A second and possibly more controversial provision also kicks in next year, requiring insurers, except HMOs, to allow patients to go out-of-network for care if they can find comparable services for less than the average price insurers pay in network.
Similar provisions are included in a West Virginia bill now under debate.
Touted by proponents as a way to promote health care choice, it nonetheless raises questions about how the out-of-network price would be calculated, what information would be publicly disclosed about how much insurers actually pay different hospitals, doctors or clinics for care and whether patients can find charges lower than in-network negotiated rates.
“Mathematically, that just doesn’t work” because out-of-network charges are likely to be far higher than negotiated in-network rates, said Joe Letnaunchyn, president and CEO of the West Virginia Hospital Association.
Not necessarily, counters the bill’s sponsor, Del. Eric Householder, who said he introduced the measure after speaking with the Foundation for Government Accountability. The Republican from the Martinsburg area said “the biggest thing lacking right now is health care choice because we’re limited to our in-network providers.”
Shopping for health care faces other challenges. For one thing, much of medical care is not “shoppable,” meaning it falls in the category of emergency services. But things such as blood tests, imaging exams, cancer screening tests and some drugs that are administered in doctor’s offices are fair game.
Less than half of the more than $500 billion spent on health care by people with job-based insurance falls into this category, according to a 2016 study by the Health Care Cost Institute, a nonprofit organization that analyzes payment data from four large national insurers. The report also noted there must be variation in price between providers in a region for these programs to make sense.
Increasingly, though, evidence is mounting that large price differences for medical care exist — even among rates negotiated by the same insurer.
“The price differences are so substantial it’s actually scary,” said Heyward Donigan, CEO of Vitals.
At the request of Kaiser Health News, Healthcare Bluebook ran some sample numbers for a Northern Virginia ZIP code, finding the cost of a colonoscopy ranged from $670 to $6,240, while a knee arthroscopy ranged from $1,959 to $20,241.
Another challenge is the belief by some consumers that higher prices mean higher quality, which studies don’t bear out.

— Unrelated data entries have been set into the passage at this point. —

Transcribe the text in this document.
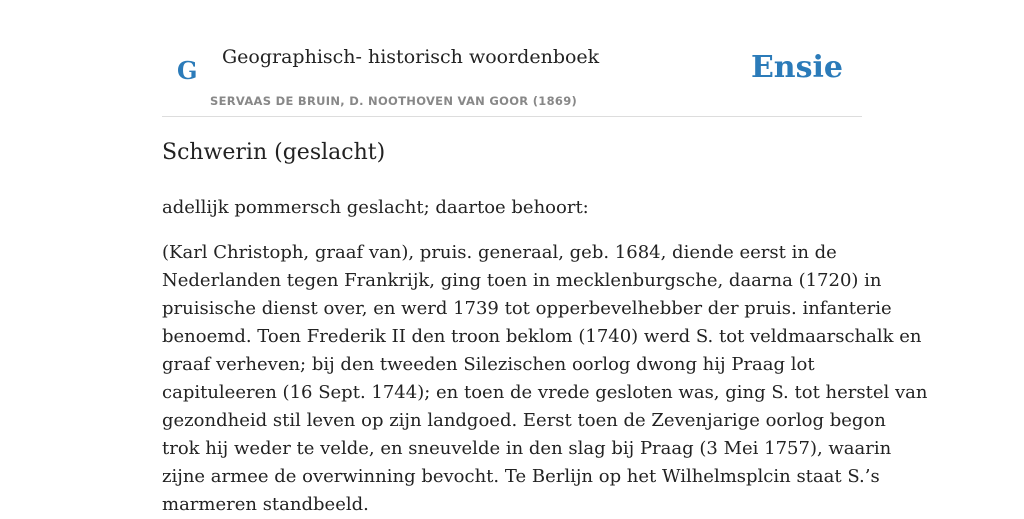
G Geographisch- historisch woordenboek
SERVAAS DE BRUIN, D. NOOTHOVEN VAN GOOR (1869)
Ensie
Schwerin (geslacht)

adellijk pommersch geslacht; daartoe behoort:

(Karl Christoph, graaf van), pruis. generaal, geb. 1684, diende eerst in de
Nederlanden tegen Frankrijk, ging toen in mecklenburgsche, daarna (1720) in
pruisische dienst over, en werd 1739 tot opperbevelhebber der pruis. infanterie
benoemd. Toen Frederik II den troon beklom (1740) werd S. tot veldmaarschalk en
graaf verheven; bij den tweeden Silezischen oorlog dwong hij Praag lot
capituleeren (16 Sept. 1744); en toen de vrede gesloten was, ging S. tot herstel van
gezondheid stil leven op zijn landgoed. Eerst toen de Zevenjarige oorlog begon
trok hij weder te velde, en sneuvelde in den slag bij Praag (3 Mei 1757), waarin
zijne armee de overwinning bevocht. Te Berlijn op het Wilhelmsplcin staat S.’s
marmeren standbeeld.
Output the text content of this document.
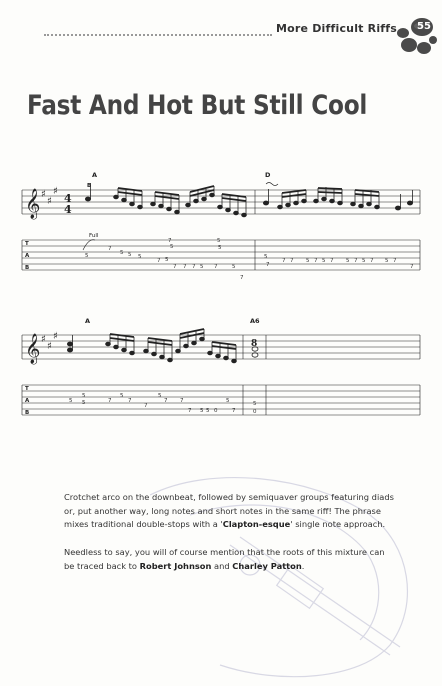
More Difficult Riffs 55
Fast And Hot But Still Cool
𝄞
𝄞
♯
♯
♯
♯
♯
♯
4
4
5
7
5 5 5
7 5
7 7 7 5 7	5
7
5
7
7 7 5 7 5 7 5 7 5 7 5 7
7
7
5
5
5
T
A
B
A	D
B
Full
8
5
5
5	7
5
7
7
5
7 7
7 5 5 0
5
7
5
0
T
A
B
A	A6

Crotchet arco on the downbeat, followed by semiquaver groups featuring diads or, put another way, long notes and short notes in the same riff! The phrase mixes traditional double-stops with a 'Clapton-esque' single note approach.

Needless to say, you will of course mention that the roots of this mixture can be traced back to Robert Johnson and Charley Patton.
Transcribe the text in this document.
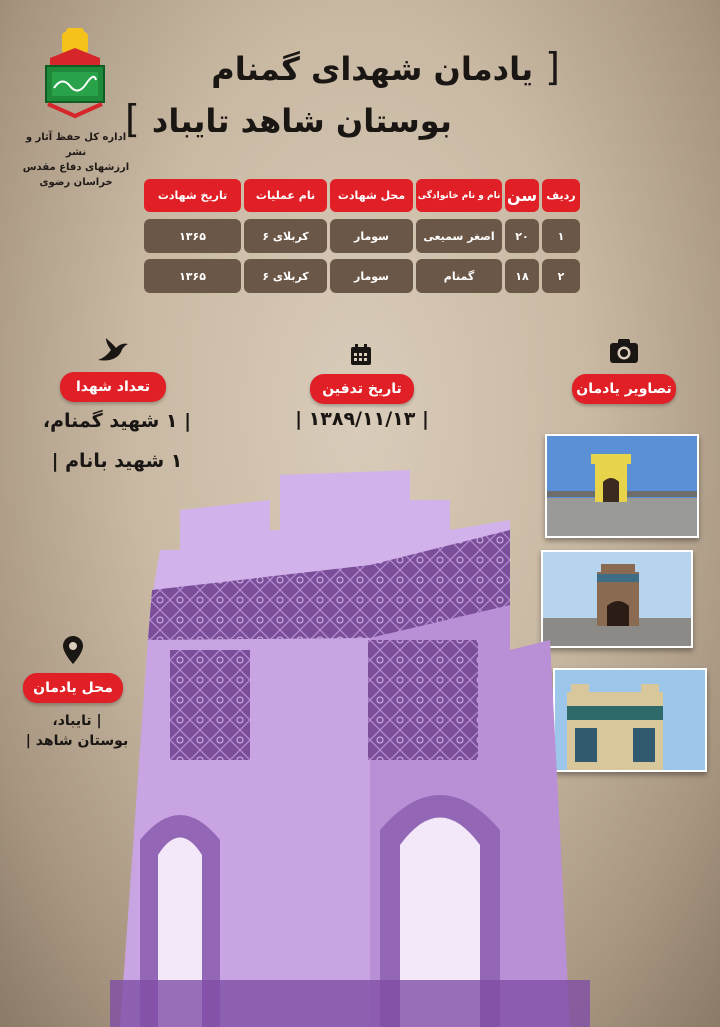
اداره کل حفظ آثار و نشر
ارزشهای دفاع مقدس
خراسان رضوی
[ یادمان شهدای گمنام
بوستان شاهد تایباد ]
ردیف
سن
نام و نام خانوادگی
محل شهادت
نام عملیات
تاریخ شهادت
۱
۲۰
اصغر سمیعی
سومار
کربلای ۶
۱۳۶۵
۲
۱۸
گمنام
سومار
کربلای ۶
۱۳۶۵
تعداد شهدا
| ۱ شهید گمنام،
۱ شهید بانام |
تاریخ تدفین
| ۱۳۸۹/۱۱/۱۳ |
تصاویر یادمان
محل یادمان
| تایباد،
بوستان شاهد |
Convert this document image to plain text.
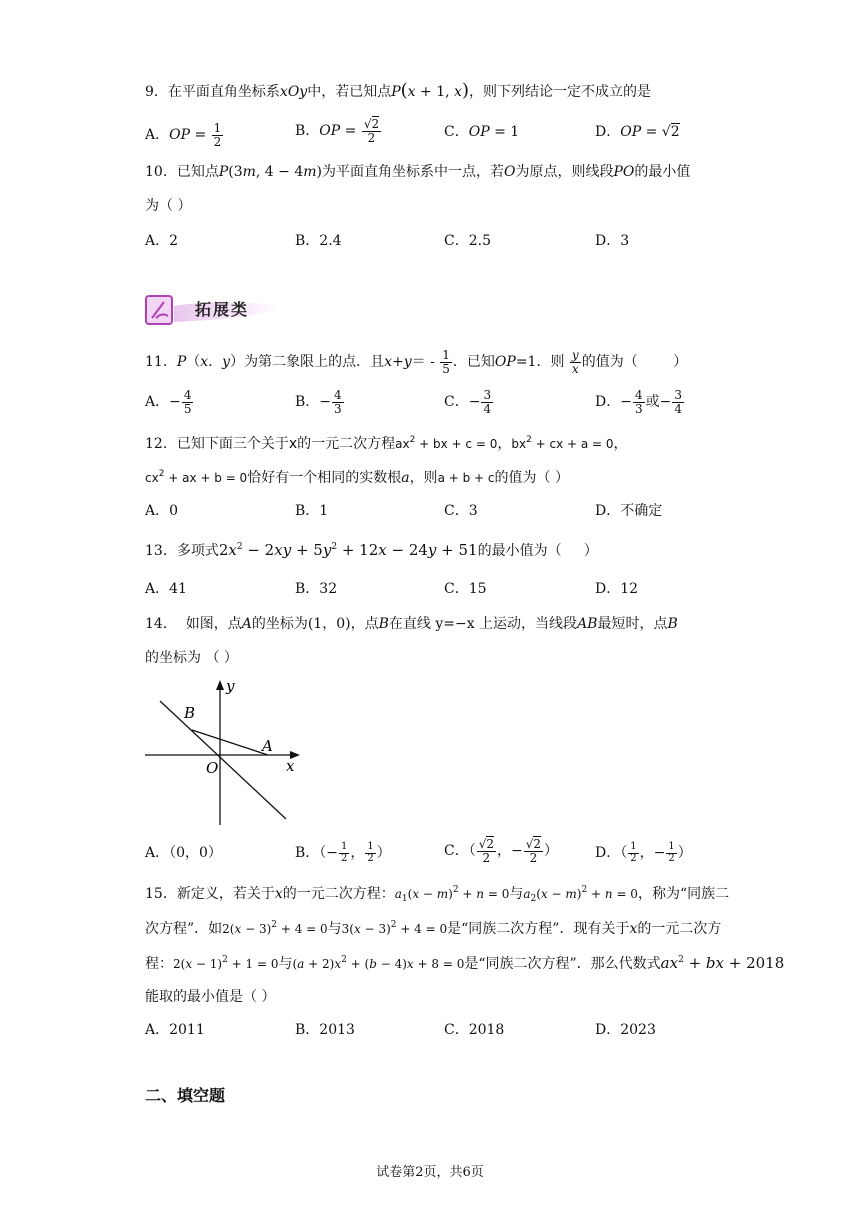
9．在平面直角坐标系xOy中，若已知点P(x + 1, x)，则下列结论一定不成立的是
A．OP = $\frac{1}{2}$	B．OP = $\frac{√2}{2}$	C．OP = 1	D．OP = √2
10．已知点P(3m, 4 − 4m)为平面直角坐标系中一点，若O为原点，则线段PO的最小值
为（ ）
A．2	B．2.4	C．2.5	D．3
拓展类
11．P（x．y）为第二象限上的点．且$x+y= - \frac{1}{5}$ ．已知OP=1．则 $\frac{y}{x}$ 的值为（        ）
A．− $\frac{4}{5}$	B．− $\frac{4}{3}$	C．− $\frac{3}{4}$	D．− $\frac{4}{3}$ 或− $\frac{3}{4}$
12．已知下面三个关于x的一元二次方程$ax^2$ + bx + c = 0，$bx^2$ + cx + a = 0，
$cx^2$ + ax + b = 0恰好有一个相同的实数根a，则a + b + c的值为（ ）
A．0	B．1	C．3	D．不确定
13．多项式$2x^2 - 2xy + 5y^2 + 12x - 24y + 51$的最小值为（     ）
A．41	B．32	C．15	D．12
14．  如图，点A的坐标为(1，0)，点B在直线 y=−x 上运动，当线段AB最短时，点B
的坐标为 （ ）
y
x
B
A
O
A．（0，0）	B．（− $\frac{1}{2}$ ， $\frac{1}{2}$ ）	C．（ $\frac{√2}{2}$ ，− $\frac{√2}{2}$ ）	D．（ $\frac{1}{2}$ ，− $\frac{1}{2}$ ）
15．新定义，若关于x的一元二次方程：$a_1(x - m)^2 + n = 0$与$a_2(x - m)^2 + n = 0$，称为“同族二
次方程”．如$2(x - 3)^2 + 4 = 0$与$3(x - 3)^2 + 4 = 0$是“同族二次方程”．现有关于x的一元二次方
程：$2(x - 1)^2 + 1 = 0$与$(a + 2)x^2 + (b - 4)x + 8 = 0$是“同族二次方程”．那么代数式$ax^2$ + bx + 2018
能取的最小值是（ ）
A．2011	B．2013	C．2018	D．2023
二、填空题
试卷第2页，共6页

Even with incentives, the programs face what may be their biggest challenge: simply getting people to use a shopping tool.

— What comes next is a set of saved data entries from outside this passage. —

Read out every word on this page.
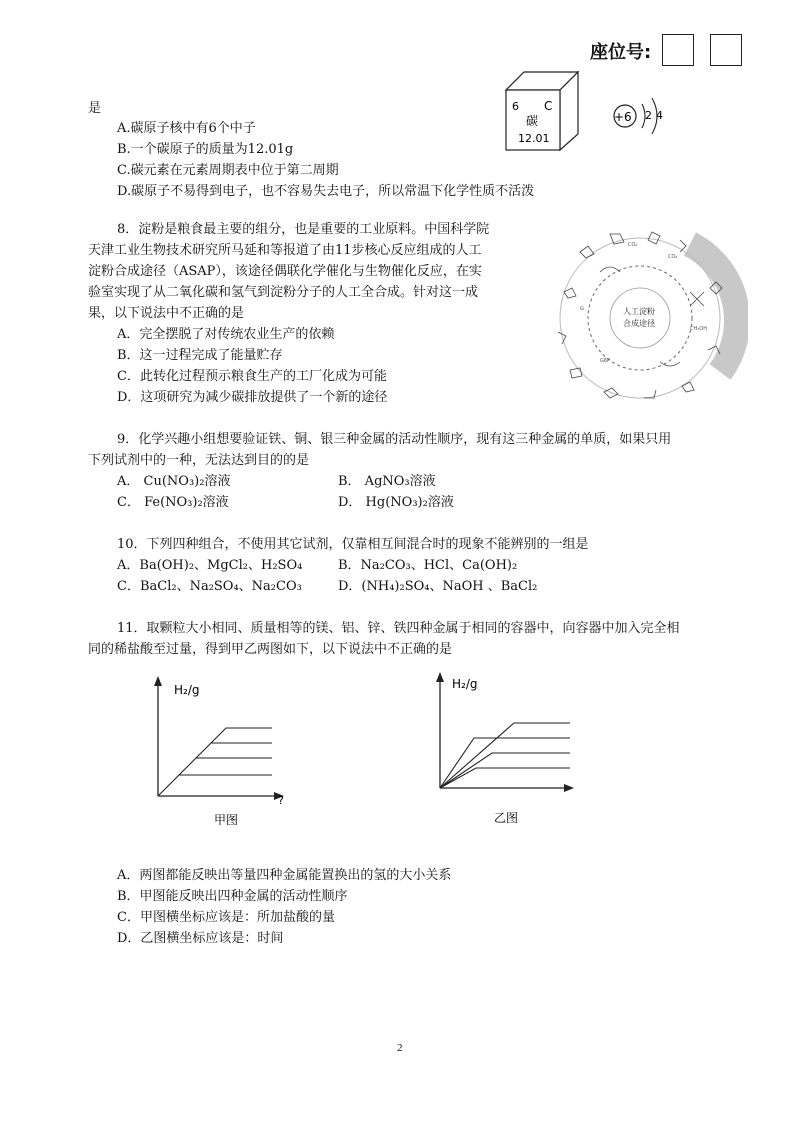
座位号:
是
A.碳原子核中有6个中子
B.一个碳原子的质量为12.01g
C.碳元素在元素周期表中位于第二周期
D.碳原子不易得到电子，也不容易失去电子，所以常温下化学性质不活泼
6 C
碳
12.01
+6 2 4
8．淀粉是粮食最主要的组分，也是重要的工业原料。中国科学院
天津工业生物技术研究所马延和等报道了由11步核心反应组成的人工
淀粉合成途径（ASAP），该途径偶联化学催化与生物催化反应，在实
验室实现了从二氧化碳和氢气到淀粉分子的人工全合成。针对这一成
果，以下说法中不正确的是
A．完全摆脱了对传统农业生产的依赖
B．这一过程完成了能量贮存
C．此转化过程预示粮食生产的工厂化成为可能
D．这项研究为减少碳排放提供了一个新的途径
CO₂
CO₂
G
CH₃OH
G6P
人工淀粉
合成途径
9．化学兴趣小组想要验证铁、铜、银三种金属的活动性顺序，现有这三种金属的单质，如果只用
下列试剂中的一种，无法达到目的的是
A． Cu(NO₃)₂溶液	B． AgNO₃溶液
C． Fe(NO₃)₂溶液	D． Hg(NO₃)₂溶液
10．下列四种组合，不使用其它试剂，仅靠相互间混合时的现象不能辨别的一组是
A．Ba(OH)₂、MgCl₂、H₂SO₄	B．Na₂CO₃、HCl、Ca(OH)₂
C．BaCl₂、Na₂SO₄、Na₂CO₃	D．(NH₄)₂SO₄、NaOH 、BaCl₂
11．取颗粒大小相同、质量相等的镁、铝、锌、铁四种金属于相同的容器中，向容器中加入完全相
同的稀盐酸至过量，得到甲乙两图如下，以下说法中不正确的是
H₂/g
?
甲图
H₂/g
乙图
A．两图都能反映出等量四种金属能置换出的氢的大小关系
B．甲图能反映出四种金属的活动性顺序
C．甲图横坐标应该是：所加盐酸的量
D．乙图横坐标应该是：时间
2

Kentucky state spokeswoman Jenny Goins said only 52 percent of eligible employees looked at the shopping site last year — and, of those, slightly more than half chose a less expensive option.
“That’s not as high as we would like,” she said.
Still, state workers in Kentucky have pocketed more than $1.6 million in incentives — and the state said it has saved $11 million — since the program began in mid-2013.
Deductibles, the annual amounts consumers must pay before their insurance kicks in and are usually $1,000 or more, are more effective than smaller shopping incentives, say some policy experts.
In New Hampshire, it took a combination of the two.
The state rolled out the payments for shopping around — and a website to look for best prices — in 2010. But participation didn’t really start to take off until 2014, when state employees began facing an annual deductible, said Deputy Commissioner Keane.
Still, the biggest question is whether these programs ultimately cause providers to lower prices.
Anecdotally, administrators think so.
Kentucky officials report they already are witnessing a market response because providers want patients to have an incentive to choose them.
“We do know providers are calling and asking, ‘How do I get my name on that list’ [of cost-effective providers]?” said Kentucky spokeswoman Goins. “The only way they can do that is to negotiate.”